What may differ in your account (the honesty box)

I am describing Cowork as it generally works in mid-2026. Several things depend on your account and plan, so verify rather than take my word.

  • Cowork is a research preview, and may not be switched on for you yet. It needs the desktop app on a paid plan, and on a managed work account an administrator may gate it. If you do not see the Cowork tab, that is usually why. Ask whoever administers your account. (There is also a small readiness check Anthropic provides to confirm your machine supports it.)
  • Do not assume any connector is live. Treat connectors to your document store, chat, or email as "verify first," not "available." Build on files in your folder until you have confirmed otherwise.
  • The app must stay open. Cowork runs on your computer. Close the app or let the machine sleep and the task stops. Scheduled tasks run only while the app is open and the computer is awake.
  • Exact labels and menus shift between updates. The functions here are stable; the wording moves. If a label does not match your screen, look for the nearest equivalent.
  • Agentic risk is real and new to most people. Because Claude takes actions, two cautions matter more than in chat: give very clear guidance around anything destructive, and be aware of prompt injection, where a web page or file tries to plant instructions for the agent. Anthropic has built defences, but supervise, especially while you are learning.
  • Privacy and training follow your plan and any enterprise agreement. Confirm specifics rather than assuming.

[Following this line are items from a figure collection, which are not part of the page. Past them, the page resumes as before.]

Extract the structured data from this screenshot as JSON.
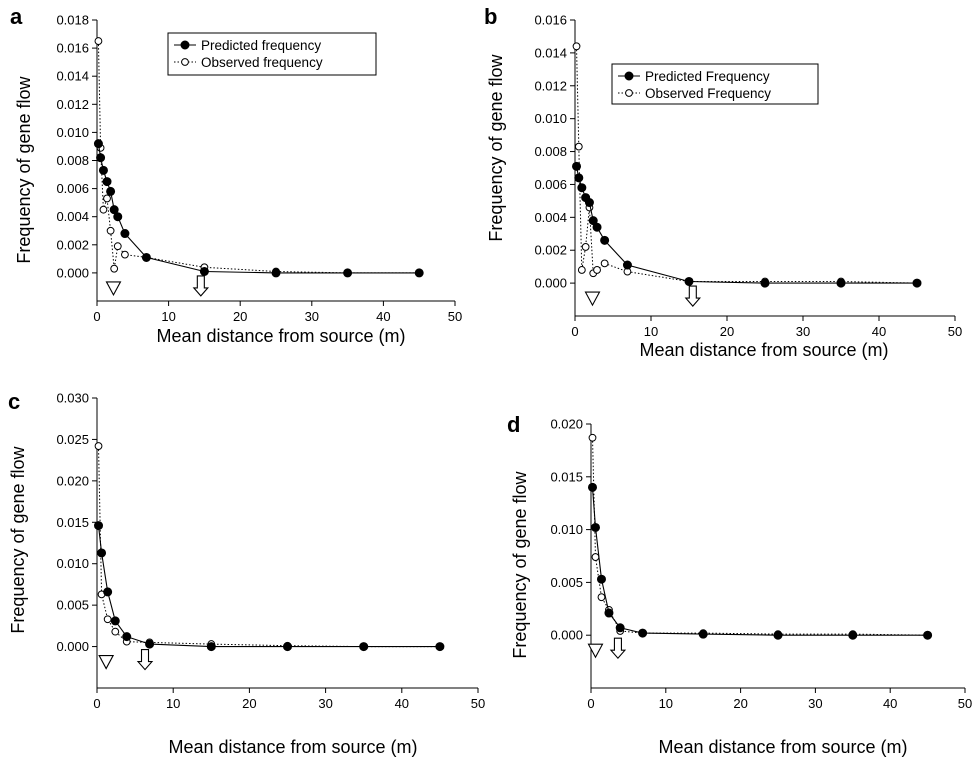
{
  "chart_data": [
    {
      "panel": "a",
      "type": "line",
      "xlabel": "Mean distance from source (m)",
      "ylabel": "Frequency of gene flow",
      "xlim": [
        0,
        50
      ],
      "ylim": [
        -0.002,
        0.018
      ],
      "xticks": [
        "0",
        "10",
        "20",
        "30",
        "40",
        "50"
      ],
      "yticks": [
        "0.000",
        "0.002",
        "0.004",
        "0.006",
        "0.008",
        "0.010",
        "0.012",
        "0.014",
        "0.016",
        "0.018"
      ],
      "legend": {
        "position": "top-center",
        "entries": [
          "Predicted frequency",
          "Observed frequency"
        ]
      },
      "series": [
        {
          "name": "Predicted frequency",
          "style": "solid-filled",
          "x": [
            0.2,
            0.5,
            0.9,
            1.4,
            1.9,
            2.4,
            2.9,
            3.9,
            6.9,
            15,
            25,
            35,
            45
          ],
          "y": [
            0.0092,
            0.0082,
            0.0073,
            0.0065,
            0.0058,
            0.0045,
            0.004,
            0.0028,
            0.0011,
            0.0001,
            0.0,
            0.0,
            0.0
          ]
        },
        {
          "name": "Observed frequency",
          "style": "dotted-open",
          "x": [
            0.2,
            0.5,
            0.9,
            1.4,
            1.9,
            2.4,
            2.9,
            3.9,
            6.9,
            15,
            25,
            35,
            45
          ],
          "y": [
            0.0165,
            0.0089,
            0.0045,
            0.0053,
            0.003,
            0.0003,
            0.0019,
            0.0013,
            0.0011,
            0.0004,
            0.0001,
            0.0,
            0.0
          ]
        }
      ],
      "markers": {
        "triangle_x": 2.3,
        "arrow_x": 14.5
      }
    },
    {
      "panel": "b",
      "type": "line",
      "xlabel": "Mean distance from source (m)",
      "ylabel": "Frequency of gene flow",
      "xlim": [
        0,
        50
      ],
      "ylim": [
        -0.002,
        0.016
      ],
      "xticks": [
        "0",
        "10",
        "20",
        "30",
        "40",
        "50"
      ],
      "yticks": [
        "0.000",
        "0.002",
        "0.004",
        "0.006",
        "0.008",
        "0.010",
        "0.012",
        "0.014",
        "0.016"
      ],
      "legend": {
        "position": "top-center",
        "entries": [
          "Predicted Frequency",
          "Observed Frequency"
        ]
      },
      "series": [
        {
          "name": "Predicted Frequency",
          "style": "solid-filled",
          "x": [
            0.2,
            0.5,
            0.9,
            1.4,
            1.9,
            2.4,
            2.9,
            3.9,
            6.9,
            15,
            25,
            35,
            45
          ],
          "y": [
            0.0071,
            0.0064,
            0.0058,
            0.0052,
            0.0049,
            0.0038,
            0.0034,
            0.0026,
            0.0011,
            0.0001,
            0.0,
            0.0,
            0.0
          ]
        },
        {
          "name": "Observed Frequency",
          "style": "dotted-open",
          "x": [
            0.2,
            0.5,
            0.9,
            1.4,
            1.9,
            2.4,
            2.9,
            3.9,
            6.9,
            15,
            25,
            35,
            45
          ],
          "y": [
            0.0144,
            0.0083,
            0.0008,
            0.0022,
            0.0046,
            0.0006,
            0.0008,
            0.0012,
            0.0007,
            0.0001,
            0.0001,
            0.0001,
            0.0
          ]
        }
      ],
      "markers": {
        "triangle_x": 2.3,
        "arrow_x": 15.5
      }
    },
    {
      "panel": "c",
      "type": "line",
      "xlabel": "Mean distance from source (m)",
      "ylabel": "Frequency of gene flow",
      "xlim": [
        0,
        50
      ],
      "ylim": [
        -0.005,
        0.03
      ],
      "xticks": [
        "0",
        "10",
        "20",
        "30",
        "40",
        "50"
      ],
      "yticks": [
        "0.000",
        "0.005",
        "0.010",
        "0.015",
        "0.020",
        "0.025",
        "0.030"
      ],
      "series": [
        {
          "name": "",
          "style": "solid-filled",
          "x": [
            0.2,
            0.6,
            1.4,
            2.4,
            3.9,
            6.9,
            15,
            25,
            35,
            45
          ],
          "y": [
            0.0146,
            0.0113,
            0.0066,
            0.0031,
            0.0012,
            0.0003,
            0.0,
            0.0,
            0.0,
            0.0
          ]
        },
        {
          "name": "",
          "style": "dotted-open",
          "x": [
            0.2,
            0.6,
            1.4,
            2.4,
            3.9,
            6.9,
            15,
            25,
            35,
            45
          ],
          "y": [
            0.0242,
            0.0063,
            0.0033,
            0.0018,
            0.0006,
            0.0005,
            0.0003,
            0.0001,
            0.0,
            0.0
          ]
        }
      ],
      "markers": {
        "triangle_x": 1.2,
        "arrow_x": 6.3
      }
    },
    {
      "panel": "d",
      "type": "line",
      "xlabel": "Mean distance from source (m)",
      "ylabel": "Frequency of gene flow",
      "xlim": [
        0,
        50
      ],
      "ylim": [
        -0.005,
        0.02
      ],
      "xticks": [
        "0",
        "10",
        "20",
        "30",
        "40",
        "50"
      ],
      "yticks": [
        "0.000",
        "0.005",
        "0.010",
        "0.015",
        "0.020"
      ],
      "series": [
        {
          "name": "",
          "style": "solid-filled",
          "x": [
            0.2,
            0.6,
            1.4,
            2.4,
            3.9,
            6.9,
            15,
            25,
            35,
            45
          ],
          "y": [
            0.014,
            0.0102,
            0.0053,
            0.0021,
            0.0007,
            0.0002,
            0.0001,
            0.0,
            0.0,
            0.0
          ]
        },
        {
          "name": "",
          "style": "dotted-open",
          "x": [
            0.2,
            0.6,
            1.4,
            2.4,
            3.9,
            6.9,
            15,
            25,
            35,
            45
          ],
          "y": [
            0.0187,
            0.0074,
            0.0036,
            0.0024,
            0.0004,
            0.0002,
            0.0002,
            0.0001,
            0.0001,
            0.0
          ]
        }
      ],
      "markers": {
        "triangle_x": 0.6,
        "arrow_x": 3.6
      }
    }
  ]
}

The official Help Center at support.claude.com is the source of truth for current behaviour. For access and anything switched off, ask whoever administers your account.

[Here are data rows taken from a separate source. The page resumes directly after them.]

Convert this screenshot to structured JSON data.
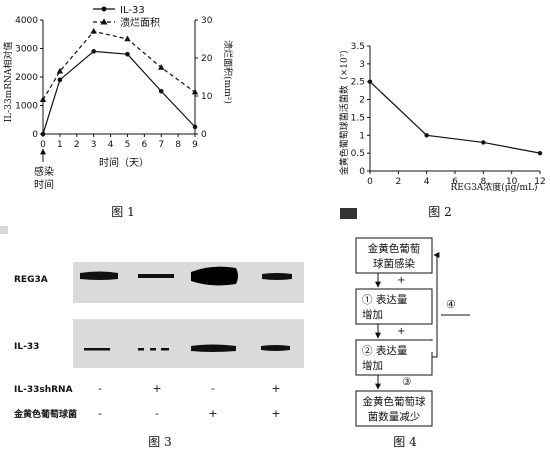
{
  "chart_data": [
    {
      "type": "line",
      "caption": "图 1",
      "xlabel": "时间（天）",
      "ylabel_left": "IL-33mRNA相对值",
      "ylabel_right": "溃烂面积(mm²)",
      "x_ticks": [
        0,
        1,
        2,
        3,
        4,
        5,
        6,
        7,
        8,
        9
      ],
      "y_left_ticks": [
        0,
        1000,
        2000,
        3000,
        4000
      ],
      "y_right_ticks": [
        0,
        10,
        20,
        30
      ],
      "xlim": [
        0,
        9
      ],
      "ylim_left": [
        0,
        4000
      ],
      "ylim_right": [
        0,
        30
      ],
      "annotation": [
        "感染",
        "时间"
      ],
      "legend": [
        "IL-33",
        "溃烂面积"
      ],
      "series": [
        {
          "name": "IL-33",
          "axis": "left",
          "marker": "circle",
          "style": "solid",
          "x": [
            0,
            1,
            3,
            5,
            7,
            9
          ],
          "y": [
            0,
            1900,
            2900,
            2800,
            1500,
            250
          ]
        },
        {
          "name": "溃烂面积",
          "axis": "right",
          "marker": "triangle",
          "style": "dashed",
          "x": [
            0,
            1,
            3,
            5,
            7,
            9
          ],
          "y": [
            9,
            16.5,
            27,
            25,
            17.5,
            11
          ]
        }
      ]
    },
    {
      "type": "line",
      "caption": "图 2",
      "xlabel": "REG3A浓度(μg/mL)",
      "ylabel": "金黄色葡萄球菌活菌数（×10⁷）",
      "x_ticks": [
        0,
        2,
        4,
        6,
        8,
        10,
        12
      ],
      "y_ticks": [
        0,
        0.5,
        1,
        1.5,
        2,
        2.5,
        3,
        3.5
      ],
      "xlim": [
        0,
        12
      ],
      "ylim": [
        0,
        3.5
      ],
      "series": [
        {
          "x": [
            0,
            4,
            8,
            12
          ],
          "y": [
            2.5,
            1.0,
            0.8,
            0.5
          ]
        }
      ]
    }
  ],
  "figure3": {
    "caption": "图 3",
    "bands": [
      "REG3A",
      "IL-33"
    ],
    "rows": [
      {
        "label": "IL-33shRNA",
        "values": [
          "-",
          "+",
          "-",
          "+"
        ]
      },
      {
        "label": "金黄色葡萄球菌",
        "values": [
          "-",
          "-",
          "+",
          "+"
        ]
      }
    ]
  },
  "figure4": {
    "caption": "图 4",
    "box1": [
      "金黄色葡萄",
      "球菌感染"
    ],
    "box2": [
      "①  表达量",
      "增加"
    ],
    "box3": [
      "②  表达量",
      "增加"
    ],
    "box4": [
      "金黄色葡萄球",
      "菌数量减少"
    ],
    "plus": "+",
    "feedback_label": "④",
    "step3_label": "③"
  }
}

Your first 30 minutes (do this once)

  1. Open the desktop app, find the Cowork tab, and confirm you have access. If you do not, that is the honesty box; ask your admin.
  2. In Settings, Cowork, paste the global instructions block and adapt the specifics.
  3. Select one real working folder, the one behind a deliverable you rebuild regularly, and set folder instructions for it.
  4. Run one real job the way I ran the deck: give it a vague ask first to feel how generic it gets, then a proper brief with the five parts, and steer it once while it works.
  5. Verify the numbers in whatever it built against the source file before you treat the output as real.

Not sure what to hand off first? Ask Claude to look over the repetitive, file-producing jobs in your week and suggest the two or three worth delegating. If you take one action from this guide, it is step 4. The skill is briefing, watching, and steering, not writing the perfect prompt.

Where Cowork sits: Chat and Code

Three rooms in the same house. You walk into a different one depending on the job.

RoomWhat it isA job it is built for
ChatThe normal claude.ai conversationPressure-test a decision, draft a narrative, summarise a meeting
CoworkAn agentic assistant in the Claude desktop app that reads your folders and builds finished filesBuild the quarterly deck from the data export, a consolidation model with working numbers
CodeA terminal agent that builds and runs reusable workflowsTurn the deck build or the report into a workflow a whole team can run, unattended
Three rooms in the same house: Chat, Cowork, and Code

Part 1 was Chat: getting Claude to think with you. This is Part 2, Cowork: getting it to build alongside you. Part 3 is Code: building a workflow once and having it run without you, including the unattended and shared jobs Cowork cannot. Get Cowork into your hands on one real deliverable first, and Code stands on solid ground.